Objective: To better understand binary tree collective communication algorithms.
The code for this exercise can be found here.

The program global_sum.c generates a single random integer on each process and then seeks to sum the values together across all processes using a binary tree. The code works if the number of processes used, nproc, is a power of two, but fails otherwise. Inspect and run the code. Make sure you understand how it works.

1. Fix the code so that it works correctly even when the number of processes used is not a power of two. Hint: consider cutting off at nproc the tree for the next power of two.

2. (skip initially and complete later, if there is time)
The current program gives the value of the final sum only on process 0. Modify the code so that it gives the final value on any process that you chose.
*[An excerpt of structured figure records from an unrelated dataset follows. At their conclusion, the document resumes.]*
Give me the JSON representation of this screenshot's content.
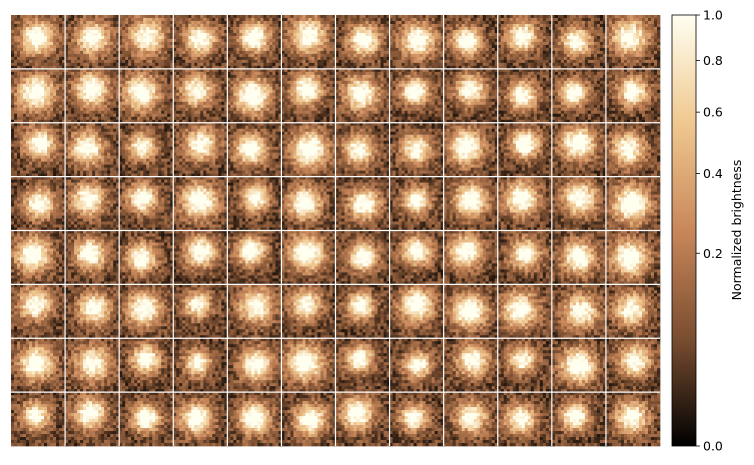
{
  "chart_data": {
    "type": "heatmap",
    "title": "",
    "subtitle": "",
    "xlabel": "",
    "ylabel": "",
    "grid": {
      "rows": 8,
      "cols": 12
    },
    "colormap": "copper",
    "colormap_colors": [
      "#000000",
      "#7a4e31",
      "#c8875a",
      "#f0c890",
      "#fffff0"
    ],
    "panel_divider_color": "#ffffff",
    "colorbar": {
      "label": "Normalized brightness",
      "ticks": [
        {
          "value": 0.0,
          "label": "0.0"
        },
        {
          "value": 0.2,
          "label": "0.2"
        },
        {
          "value": 0.4,
          "label": "0.4"
        },
        {
          "value": 0.6,
          "label": "0.6"
        },
        {
          "value": 0.8,
          "label": "0.8"
        },
        {
          "value": 1.0,
          "label": "1.0"
        }
      ],
      "range": [
        0.0,
        1.0
      ],
      "scale": "power-normalized (nonlinear)"
    }
  }
}
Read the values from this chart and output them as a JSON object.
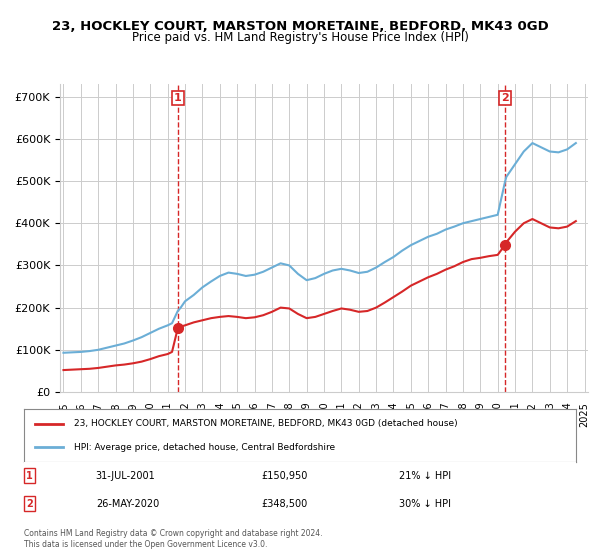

Have the rank of the chosen process passed to the summation function. For the purpose of this exercise make that process the one with a rank of nproc/2.

The program global_gather.c is similar to global_sum.c in that it has multiple processes that each generates a single integer of random value. However, instead of adding these values together we now wish to create a list of all these values on each process. This is a gather operation, and has been implemented in the code using a single MPI_Allgather(). Inspect and run the code. Make sure you understand what it is doing.

1. Re-write global_gather.c, replacing the call to MPI_Allgather() with a call to a function that you write that only uses MPI point-to-point send and receive calls.
You can base your function on the global_sum() function in global_sum.c. But now instead of summing integers as you go up the tree, you concatenate them in a list. Note that the amount of data sent doubles as you go up the tree. To simplify the problem you may assume that the number of processes is an integer power of 2. There are two approaches.
• The rightmost of an active pair sends to the leftmost, and then drops out. So far, this is like the global sum except we are concatenating at each point, not summing. The root eventually has the whole list and then broadcasts the completed list back down the tree.
• recursive doubling. The pairs of processes exchange data at each level, and the number of active pairs stays constant. At the final step, all processes should have the complete list.